The story goes that Roberta was stuck at home when Ken brought in a computer from work. Back then, in the primitive days, computer adventure games were told entirely with text. Frustrated with this, Roberta set out to make the kind of games she wanted to play, and in 1980 she and Ken self-published Mystery House, Sierra’s first title and the venture that snowballed into beloved projects like the King’s Quest series.
“It’s hard to truly measure the impact of Roberta Williams’ landmark titles; they not only pushed the technological envelope at the time, but they helped establish video games as a legitimate storytelling medium, and one that could appeal to men and women alike,” says Katie Stern, general manager of GDC. “Modern blockbuster titles now incorporate compelling stories as a matter of course, but those fundamental narrative elements were created anew by Roberta and her colleagues in the 1980s and her groundbreaking work helped establish what games could and should be.
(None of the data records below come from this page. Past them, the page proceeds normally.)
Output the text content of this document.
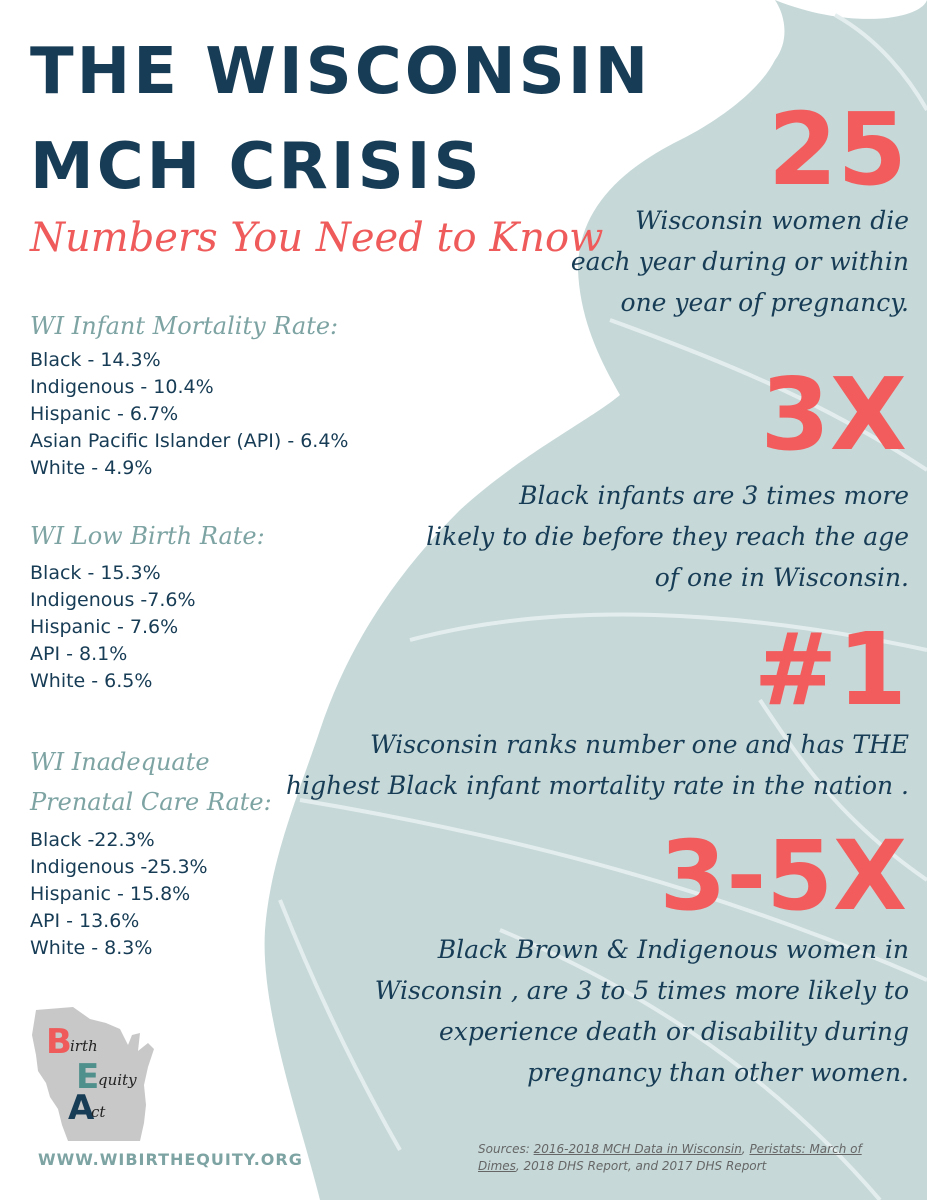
THE WISCONSIN
MCH CRISIS

Numbers You Need to Know

WI Infant Mortality Rate:

Black - 14.3%
Indigenous - 10.4%
Hispanic - 6.7%
Asian Pacific Islander (API) - 6.4%
White - 4.9%

WI Low Birth Rate:

Black - 15.3%
Indigenous -7.6%
Hispanic - 7.6%
API - 8.1%
White - 6.5%

WI Inadequate

Prenatal Care Rate:

Black -22.3%
Indigenous -25.3%
Hispanic - 15.8%
API - 13.6%
White - 8.3%

25

Wisconsin women die
each year during or within
one year of pregnancy.

3X

Black infants are 3 times more
likely to die before they reach the age
of one in Wisconsin.

#1

Wisconsin ranks number one and has THE
highest Black infant mortality rate in the nation .

3-5X

Black Brown & Indigenous women in
Wisconsin , are 3 to 5 times more likely to
experience death or disability during
pregnancy than other women.

B
irth
E
quity
A
ct

WWW.WIBIRTHEQUITY.ORG

Sources: 2016-2018 MCH Data in Wisconsin, Peristats: March of
Dimes, 2018 DHS Report, and 2017 DHS Report
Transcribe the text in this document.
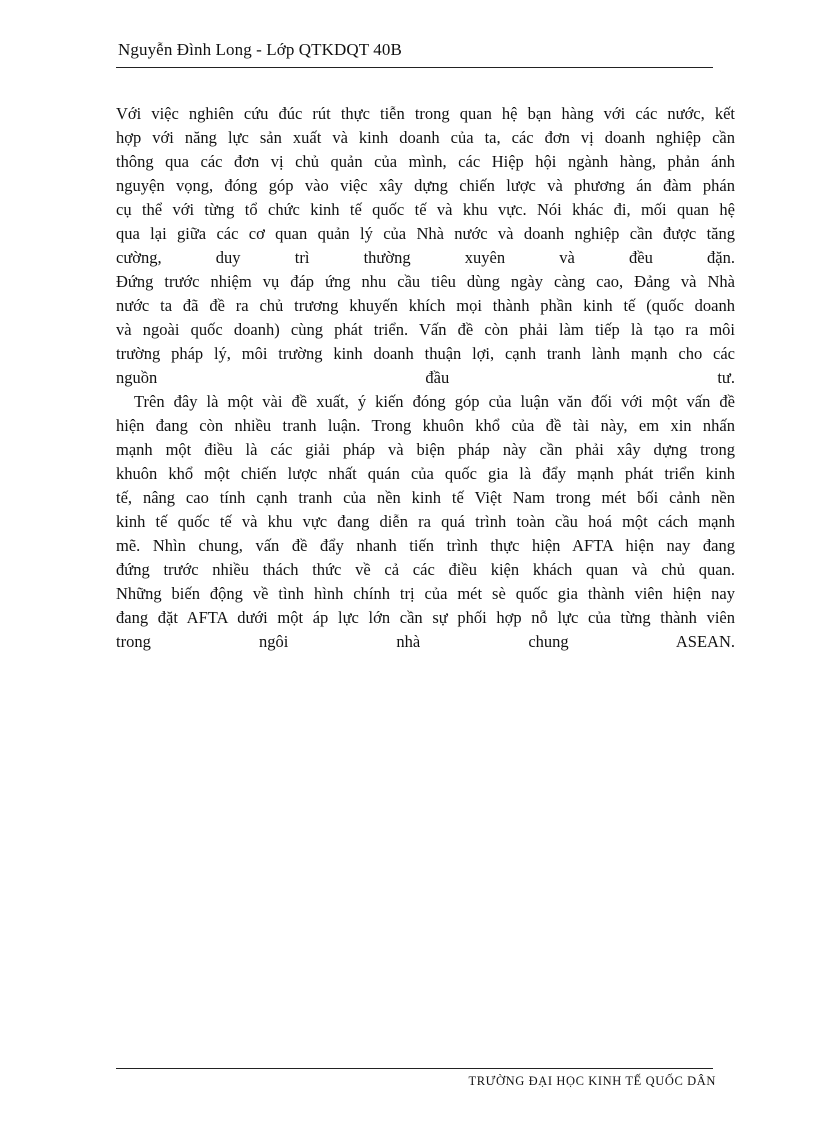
Nguyễn Đình Long - Lớp QTKDQT 40B

Với việc nghiên cứu đúc rút thực tiễn trong quan hệ bạn hàng với các nước, kết
hợp với năng lực sản xuất và kinh doanh của ta, các đơn vị doanh nghiệp cần

thông qua các đơn vị chủ quản của mình, các Hiệp hội ngành hàng, phản ánh
nguyện vọng, đóng góp vào việc xây dựng chiến lược và phương án đàm phán
cụ thể với từng tổ chức kinh tế quốc tế và khu vực. Nói khác đi, mối quan hệ
qua lại giữa các cơ quan quản lý của Nhà nước và doanh nghiệp cần được tăng
cường, duy trì thường xuyên và đều đặn.

Đứng trước nhiệm vụ đáp ứng nhu cầu tiêu dùng ngày càng cao, Đảng và Nhà
nước ta đã đề ra chủ trương khuyến khích mọi thành phần kinh tế (quốc doanh
và ngoài quốc doanh) cùng phát triển. Vấn đề còn phải làm tiếp là tạo ra môi
trường pháp lý, môi trường kinh doanh thuận lợi, cạnh tranh lành mạnh cho các
nguồn đầu tư.

Trên đây là một vài đề xuất, ý kiến đóng góp của luận văn đối với một vấn đề
hiện đang còn nhiều tranh luận. Trong khuôn khổ của đề tài này, em xin nhấn
mạnh một điều là các giải pháp và biện pháp này cần phải xây dựng trong
khuôn khổ một chiến lược nhất quán của quốc gia là đẩy mạnh phát triển kinh
tế, nâng cao tính cạnh tranh của nền kinh tế Việt Nam trong mét bối cảnh nền
kinh tế quốc tế và khu vực đang diễn ra quá trình toàn cầu hoá một cách mạnh
mẽ. Nhìn chung, vấn đề đẩy nhanh tiến trình thực hiện AFTA hiện nay đang
đứng trước nhiều thách thức về cả các điều kiện khách quan và chủ quan.
Những biến động về tình hình chính trị của mét sè quốc gia thành viên hiện nay
đang đặt AFTA dưới một áp lực lớn cần sự phối hợp nỗ lực của từng thành viên
trong ngôi nhà chung ASEAN.

TRƯỜNG ĐẠI HỌC KINH TẾ QUỐC DÂN
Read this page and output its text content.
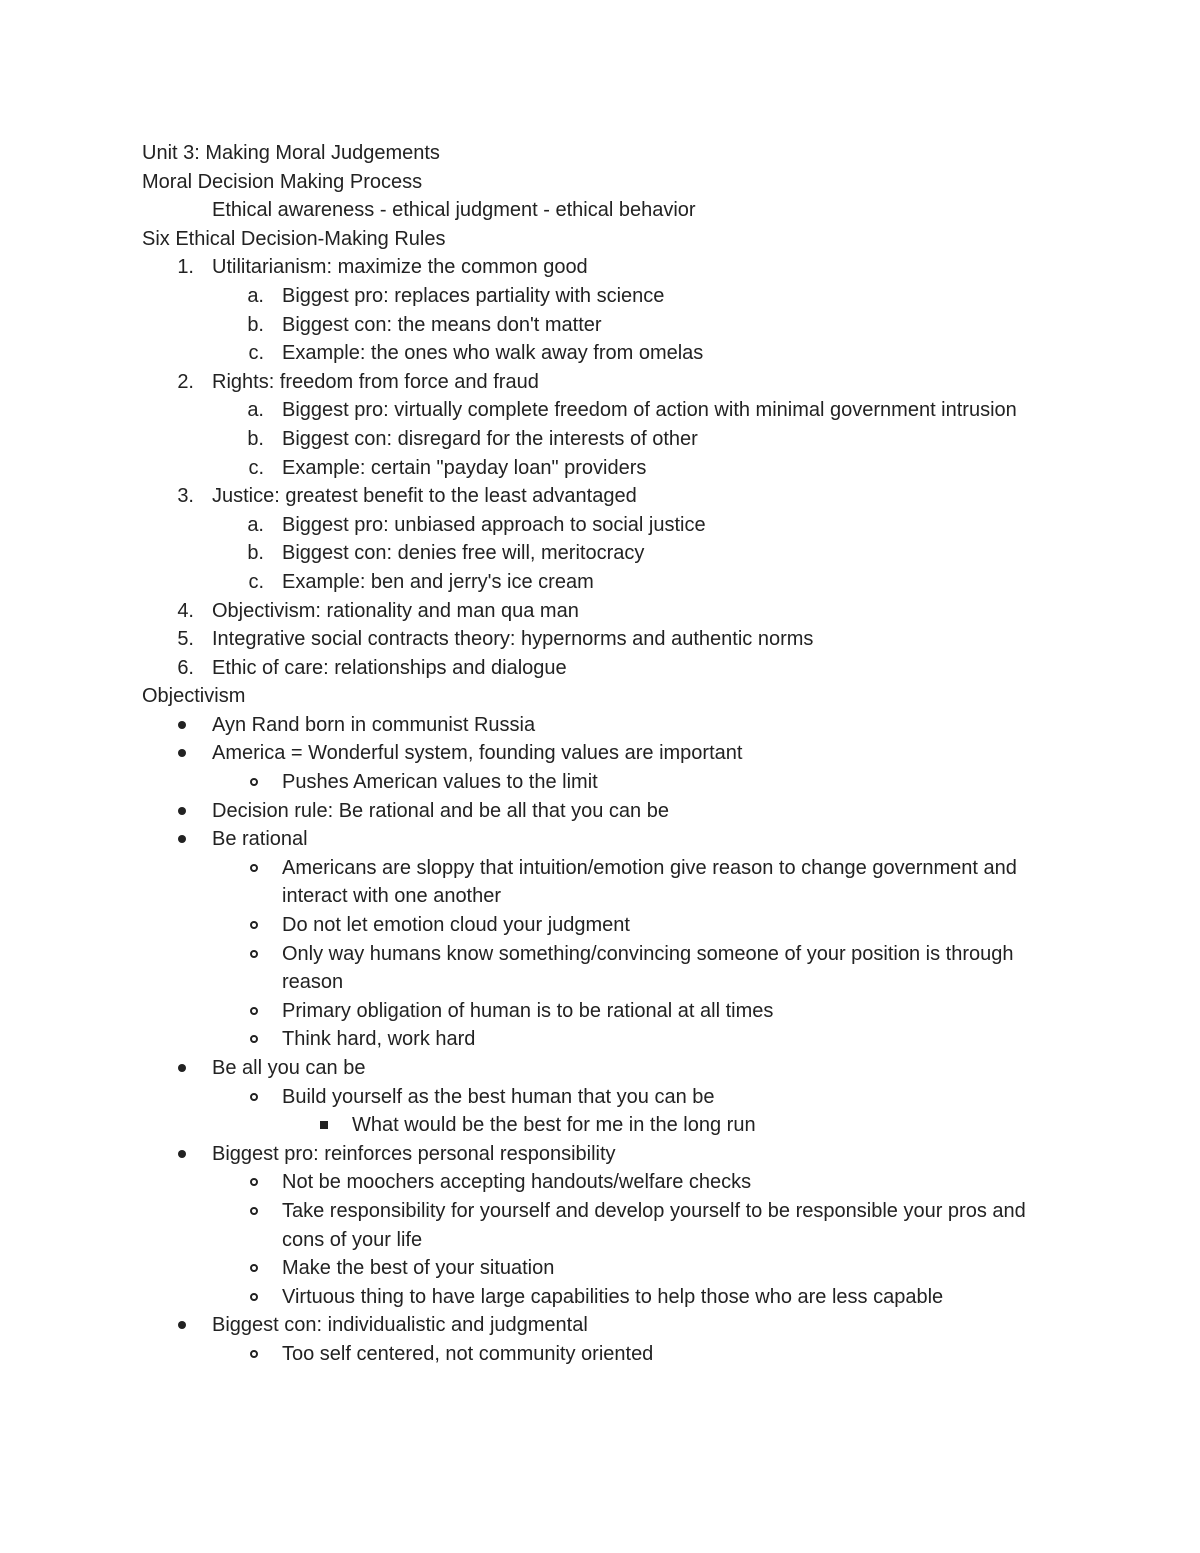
Unit 3: Making Moral Judgements
Moral Decision Making Process
Ethical awareness - ethical judgment - ethical behavior
Six Ethical Decision-Making Rules
1. Utilitarianism: maximize the common good
a. Biggest pro: replaces partiality with science
b. Biggest con: the means don't matter
c. Example: the ones who walk away from omelas
2. Rights: freedom from force and fraud
a. Biggest pro: virtually complete freedom of action with minimal government intrusion
b. Biggest con: disregard for the interests of other
c. Example: certain "payday loan" providers
3. Justice: greatest benefit to the least advantaged
a. Biggest pro: unbiased approach to social justice
b. Biggest con: denies free will, meritocracy
c. Example: ben and jerry's ice cream
4. Objectivism: rationality and man qua man
5. Integrative social contracts theory: hypernorms and authentic norms
6. Ethic of care: relationships and dialogue
Objectivism
Ayn Rand born in communist Russia
America = Wonderful system, founding values are important
Pushes American values to the limit
Decision rule: Be rational and be all that you can be
Be rational
Americans are sloppy that intuition/emotion give reason to change government and interact with one another
Do not let emotion cloud your judgment
Only way humans know something/convincing someone of your position is through reason
Primary obligation of human is to be rational at all times
Think hard, work hard
Be all you can be
Build yourself as the best human that you can be
What would be the best for me in the long run
Biggest pro: reinforces personal responsibility
Not be moochers accepting handouts/welfare checks
Take responsibility for yourself and develop yourself to be responsible your pros and cons of your life
Make the best of your situation
Virtuous thing to have large capabilities to help those who are less capable
Biggest con: individualistic and judgmental
Too self centered, not community oriented
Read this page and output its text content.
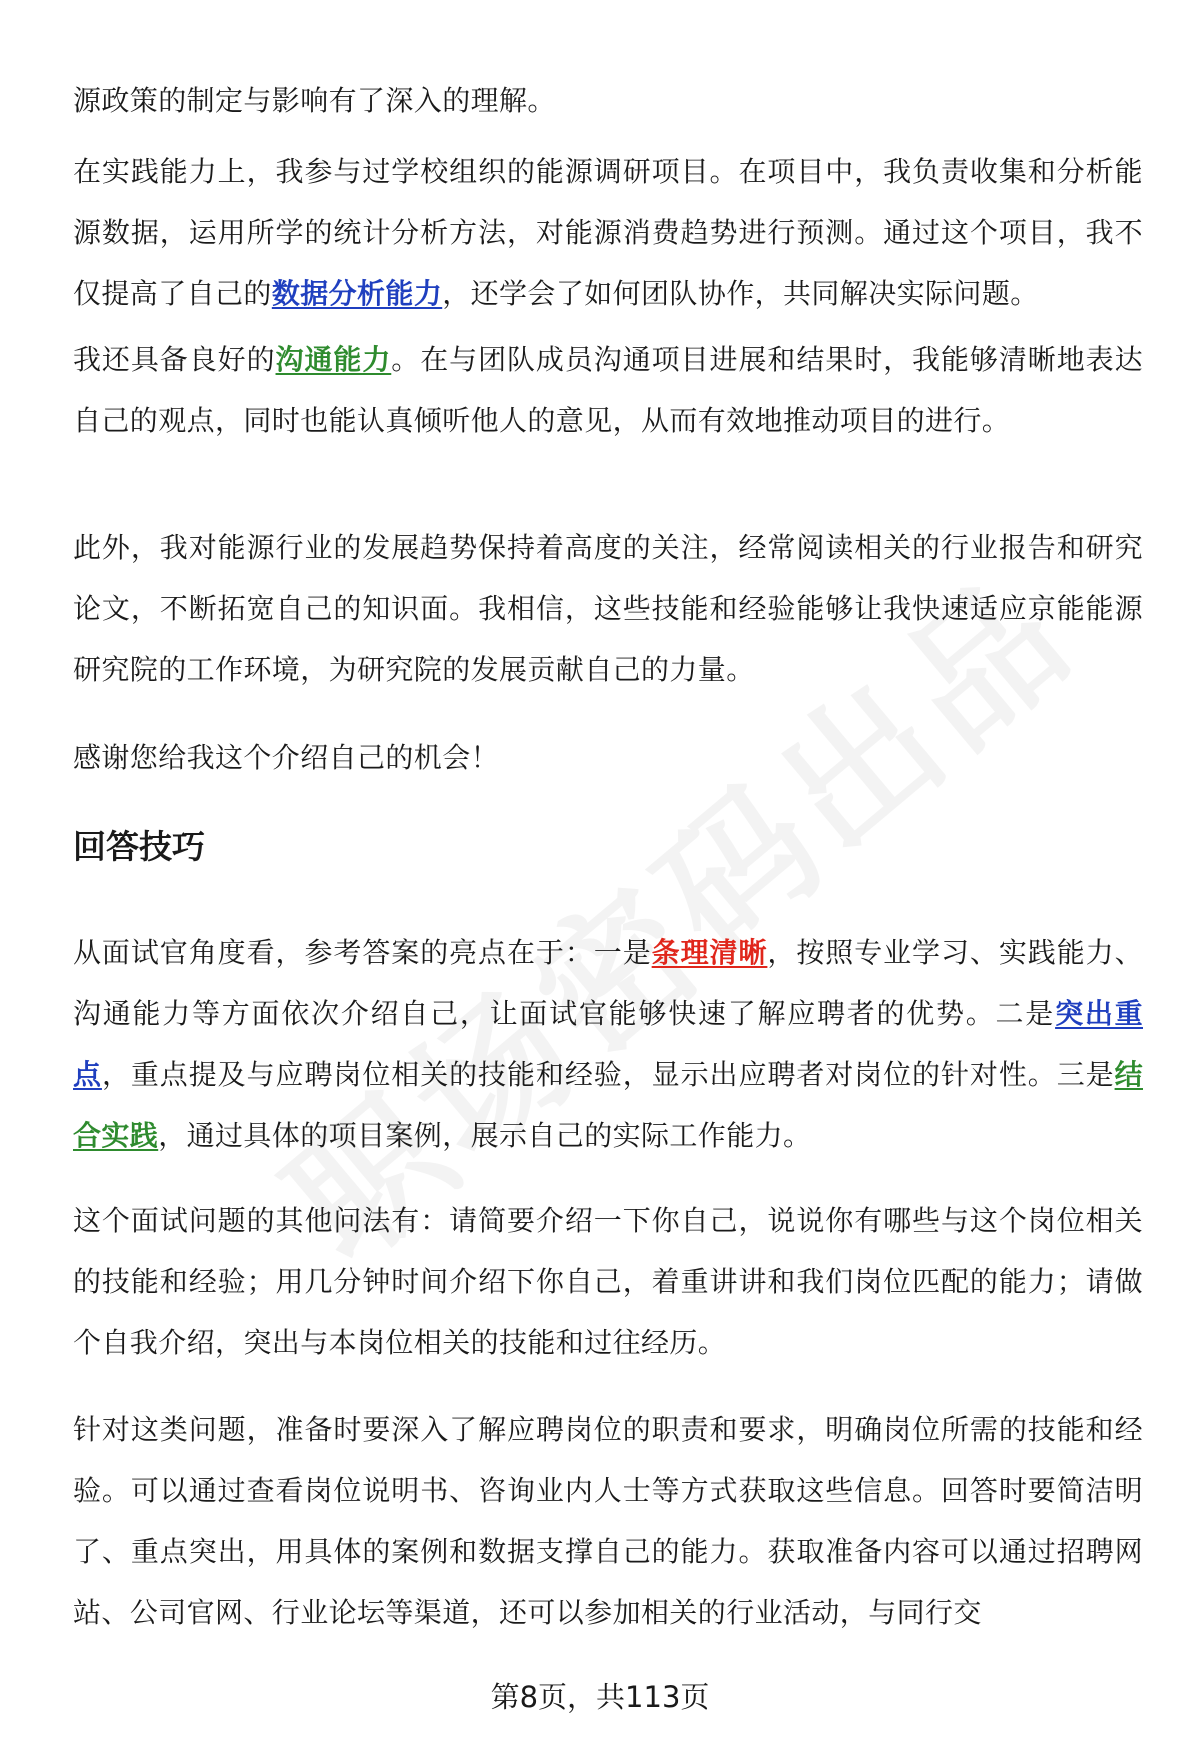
源政策的制定与影响有了深入的理解。

在实践能力上，我参与过学校组织的能源调研项目。在项目中，我负责收集和分析能源数据，运用所学的统计分析方法，对能源消费趋势进行预测。通过这个项目，我不仅提高了自己的数据分析能力，还学会了如何团队协作，共同解决实际问题。

我还具备良好的沟通能力。在与团队成员沟通项目进展和结果时，我能够清晰地表达自己的观点，同时也能认真倾听他人的意见，从而有效地推动项目的进行。

此外，我对能源行业的发展趋势保持着高度的关注，经常阅读相关的行业报告和研究论文，不断拓宽自己的知识面。我相信，这些技能和经验能够让我快速适应京能能源研究院的工作环境，为研究院的发展贡献自己的力量。

感谢您给我这个介绍自己的机会！

回答技巧

从面试官角度看，参考答案的亮点在于：一是条理清晰，按照专业学习、实践能力、沟通能力等方面依次介绍自己，让面试官能够快速了解应聘者的优势。二是突出重点，重点提及与应聘岗位相关的技能和经验，显示出应聘者对岗位的针对性。三是结合实践，通过具体的项目案例，展示自己的实际工作能力。

这个面试问题的其他问法有：请简要介绍一下你自己，说说你有哪些与这个岗位相关的技能和经验；用几分钟时间介绍下你自己，着重讲讲和我们岗位匹配的能力；请做个自我介绍，突出与本岗位相关的技能和过往经历。

针对这类问题，准备时要深入了解应聘岗位的职责和要求，明确岗位所需的技能和经验。可以通过查看岗位说明书、咨询业内人士等方式获取这些信息。回答时要简洁明了、重点突出，用具体的案例和数据支撑自己的能力。获取准备内容可以通过招聘网站、公司官网、行业论坛等渠道，还可以参加相关的行业活动，与同行交

第8页，共113页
For that reason, we’re proud to recognize her ingenuity, creativity and hard work with the Pioneer Award.”
You might have heard that this year’s GDC has been postponed, if not outright cancelled. Well, the same isn’t true for the award ceremonies, which will take place on schedule, though they will be streamed on Twitch instead of held in an auditorium. Were this a traditional presentation, we couldn’t say for sure if Roberta would be in attendance. But it should be relatively easy for her to flip open her laptop and say hi from home.